Moreover, there are no clear statistics covering maternal mortality rate differences in rural and urban areas – the 2014 Demographic and Health Survey revealed that the fertility rate is higher in rural areas (2.9 children per woman) than urban areas (2.1 children per woman).

For this reason along with poor health facilities and a lack of medical staff, it is likely that the maternal mortality rate is higher in rural areas.

Moreover, the unequal distribution of workforce remains a challenge in rural areas.

Doctors are centralised in central and provincial health facilities, national hospitals and non-profit hospitals with weak service provision in rural locations.

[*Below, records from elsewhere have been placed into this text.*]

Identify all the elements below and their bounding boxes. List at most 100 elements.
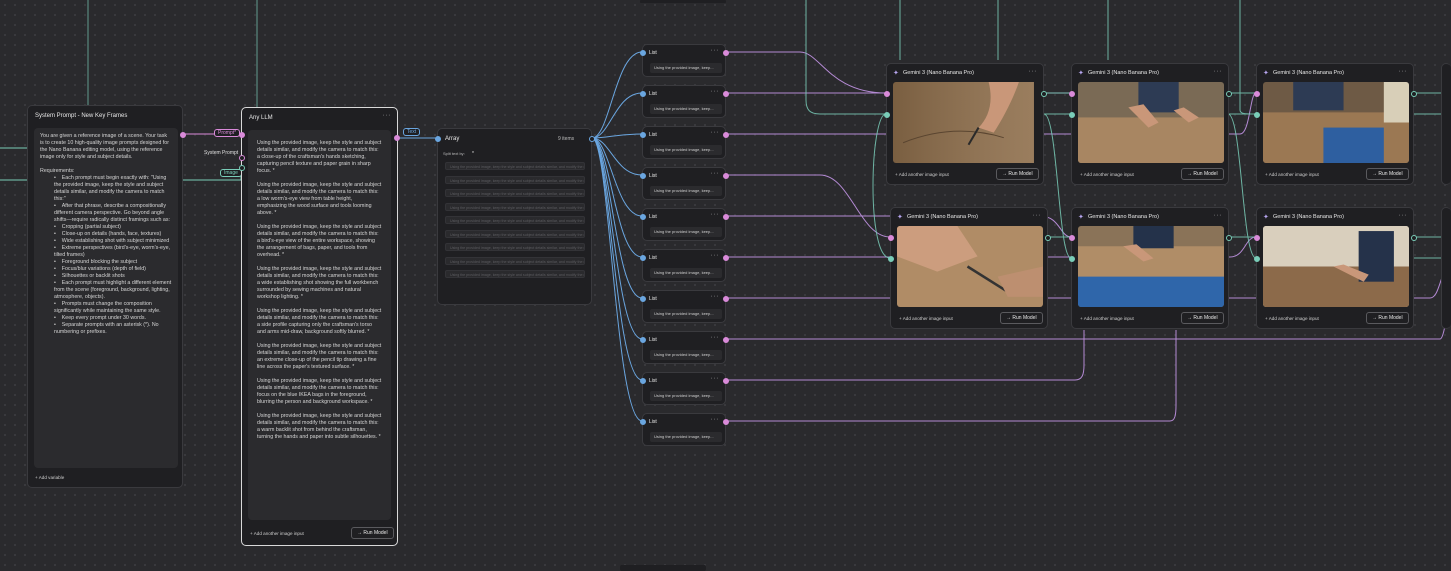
node-menu-icon[interactable]: ··· [711, 252, 720, 259]
node-menu-icon[interactable]: ··· [711, 170, 720, 177]
gemini-prompt-input-port[interactable] [1253, 235, 1260, 241]
node-menu-icon[interactable]: ··· [1214, 68, 1223, 75]
list-input-port[interactable] [639, 255, 646, 261]
list-input-port[interactable] [639, 50, 646, 56]
list-output-port[interactable] [723, 132, 729, 138]
list-node[interactable]: List ··· Using the provided image, keep.… [639, 249, 729, 282]
gemini-prompt-input-port[interactable] [1068, 91, 1075, 97]
gemini-node[interactable]: ✦ Gemini 3 (Nano Banana Pro) ··· + Add a… [883, 63, 1047, 185]
gemini-image-input-port[interactable] [883, 112, 890, 118]
list-value-field[interactable]: Using the provided image, keep... [650, 391, 722, 401]
list-value-field[interactable]: Using the provided image, keep... [650, 268, 722, 278]
system-prompt-textarea[interactable]: You are given a reference image of a sce… [34, 128, 178, 468]
node-menu-icon[interactable]: ··· [1029, 68, 1038, 75]
run-model-button[interactable]: → Run Model [1366, 312, 1409, 324]
gemini-node-partial[interactable] [1441, 207, 1451, 329]
list-value-field[interactable]: Using the provided image, keep... [650, 350, 722, 360]
array-input-port[interactable] [434, 136, 441, 142]
list-node[interactable]: List ··· Using the provided image, keep.… [639, 85, 729, 118]
array-node[interactable]: Array 9 items Split text by: * Using the… [434, 128, 595, 305]
node-menu-icon[interactable]: ··· [711, 293, 720, 300]
gemini-image-input-port[interactable] [1068, 112, 1075, 118]
array-item[interactable]: Using the provided image, keep the style… [445, 202, 585, 211]
run-model-button[interactable]: → Run Model [1366, 168, 1409, 180]
list-input-port[interactable] [639, 132, 646, 138]
list-output-port[interactable] [723, 50, 729, 56]
generated-image[interactable] [897, 226, 1043, 307]
list-node[interactable]: List ··· Using the provided image, keep.… [639, 413, 729, 446]
llm-image-input-port[interactable] [238, 165, 245, 171]
llm-output-text[interactable]: Using the provided image, keep the style… [248, 130, 391, 520]
generated-image[interactable] [1078, 226, 1224, 307]
list-value-field[interactable]: Using the provided image, keep... [650, 309, 722, 319]
gemini-output-port[interactable] [1041, 91, 1047, 97]
list-input-port[interactable] [639, 419, 646, 425]
gemini-output-port[interactable] [1411, 235, 1417, 241]
gemini-output-port[interactable] [1045, 235, 1051, 241]
array-item[interactable]: Using the provided image, keep the style… [445, 256, 585, 265]
array-output-port[interactable] [589, 136, 595, 142]
run-model-button[interactable]: → Run Model [1181, 312, 1224, 324]
array-item[interactable]: Using the provided image, keep the style… [445, 162, 585, 170]
gemini-output-port[interactable] [1226, 91, 1232, 97]
list-node[interactable]: List ··· Using the provided image, keep.… [639, 331, 729, 364]
llm-system-input-port[interactable] [238, 155, 245, 161]
list-input-port[interactable] [639, 337, 646, 343]
add-variable-button[interactable]: + Add variable [35, 475, 64, 480]
node-menu-icon[interactable]: ··· [1399, 68, 1408, 75]
gemini-node[interactable]: ✦ Gemini 3 (Nano Banana Pro) ··· + Add a… [1068, 207, 1232, 329]
gemini-image-input-port[interactable] [1068, 256, 1075, 262]
list-node[interactable]: List ··· Using the provided image, keep.… [639, 126, 729, 159]
gemini-node[interactable]: ✦ Gemini 3 (Nano Banana Pro) ··· + Add a… [1253, 207, 1417, 329]
list-value-field[interactable]: Using the provided image, keep... [650, 186, 722, 196]
list-input-port[interactable] [639, 296, 646, 302]
array-item[interactable]: Using the provided image, keep the style… [445, 175, 585, 184]
array-item[interactable]: Using the provided image, keep the style… [445, 229, 585, 238]
gemini-node[interactable]: ✦ Gemini 3 (Nano Banana Pro) ··· + Add a… [887, 207, 1051, 329]
gemini-prompt-input-port[interactable] [1068, 235, 1075, 241]
list-value-field[interactable]: Using the provided image, keep... [650, 63, 722, 73]
node-menu-icon[interactable]: ··· [1399, 212, 1408, 219]
list-output-port[interactable] [723, 214, 729, 220]
list-input-port[interactable] [639, 173, 646, 179]
gemini-prompt-input-port[interactable] [1253, 91, 1260, 97]
gemini-node[interactable]: ✦ Gemini 3 (Nano Banana Pro) ··· + Add a… [1068, 63, 1232, 185]
run-model-button[interactable]: → Run Model [351, 527, 394, 539]
array-item[interactable]: Using the provided image, keep the style… [445, 189, 585, 197]
system-prompt-node[interactable]: System Prompt - New Key Frames You are g… [27, 105, 186, 488]
generated-image[interactable] [1263, 226, 1409, 307]
gemini-node[interactable]: ✦ Gemini 3 (Nano Banana Pro) ··· + Add a… [1253, 63, 1417, 185]
list-output-port[interactable] [723, 337, 729, 343]
llm-prompt-input-port[interactable] [238, 132, 245, 138]
node-menu-icon[interactable]: ··· [711, 211, 720, 218]
add-image-input-button[interactable]: + Add another image input [895, 172, 949, 177]
list-value-field[interactable]: Using the provided image, keep... [650, 432, 722, 442]
gemini-prompt-input-port[interactable] [887, 235, 894, 241]
list-value-field[interactable]: Using the provided image, keep... [650, 104, 722, 114]
add-image-input-button[interactable]: + Add another image input [1265, 316, 1319, 321]
list-node[interactable]: List ··· Using the provided image, keep.… [639, 44, 729, 77]
node-menu-icon[interactable]: ··· [711, 334, 720, 341]
add-image-input-button[interactable]: + Add another image input [1265, 172, 1319, 177]
node-menu-icon[interactable]: ··· [1033, 212, 1042, 219]
generated-image[interactable] [893, 82, 1039, 163]
node-menu-icon[interactable]: ··· [711, 375, 720, 382]
list-value-field[interactable]: Using the provided image, keep... [650, 145, 722, 155]
list-input-port[interactable] [639, 378, 646, 384]
list-node[interactable]: List ··· Using the provided image, keep.… [639, 208, 729, 241]
add-image-input-button[interactable]: + Add another image input [1080, 172, 1134, 177]
run-model-button[interactable]: → Run Model [1181, 168, 1224, 180]
list-output-port[interactable] [723, 419, 729, 425]
list-node[interactable]: List ··· Using the provided image, keep.… [639, 372, 729, 405]
list-input-port[interactable] [639, 91, 646, 97]
split-value[interactable]: * [472, 151, 474, 157]
system-prompt-output-port[interactable] [180, 132, 186, 138]
node-menu-icon[interactable]: ··· [711, 416, 720, 423]
array-item[interactable]: Using the provided image, keep the style… [445, 243, 585, 251]
gemini-image-input-port[interactable] [887, 256, 894, 262]
llm-text-output-port[interactable] [394, 135, 400, 141]
node-menu-icon[interactable]: ··· [383, 112, 392, 119]
gemini-prompt-input-port[interactable] [883, 91, 890, 97]
list-output-port[interactable] [723, 91, 729, 97]
gemini-node-partial[interactable] [1441, 63, 1451, 185]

Prime Minister Hun Sen acknowledged that there are not enough specialised doctors in rural areas, and has instructed the Ministry of Health to deploy more doctors to remote areas.

However, concrete policy in this area needs to be further strengthened to encourage medical staff to work in rural areas.

The Thai health system could serve as a model for encouraging medical staff to work at public health facilities in rural areas.

In order to cope with an external and internal brain drain, the Thai government created compulsory contracts that require fresh graduates to work in public health facilities for three years – otherwise they face steep fines.

Medical students who are instructed to deploy to remote areas receive additional salary and further opportunities for professional training.

Systems-level improvements

Cambodia should consider providing similar incentives for doctors who work in rural areas.

Besides decentralisation, there are efficiency gains to be made in health expenditure.

A World Bank Report stated that Cambodian health expenditure on drugs and medical supplies remains quite high as a share of overall spending.

The same report found that if drug and medical supply procurement was efficiently spent, it could generate savings of up to $50 million a year.

Thus, the government could allocate those savings on other health priorities such as increasing medical staff salaries and a renewed focus on maternal health services.

To reduce the maternal mortality rate, systems-level improvements will be more successful than direct cash payments to a small number of expectant mothers.

To make the scheme more effective, it should expand to women in the informal sector, especially the poor, so they can get universal assess for maternal health service.

When the government takes these steps, it will not be only the 72,000 women with welfare cards who reap the benefits, but all Cambodian women.

Tang Vouchnea is a Young Research Fellow at Future Forum, an independent public policy think tank based in Phnom Penh. She is currently conducting a research project on the feasibility of universal health coverage in Cambodia.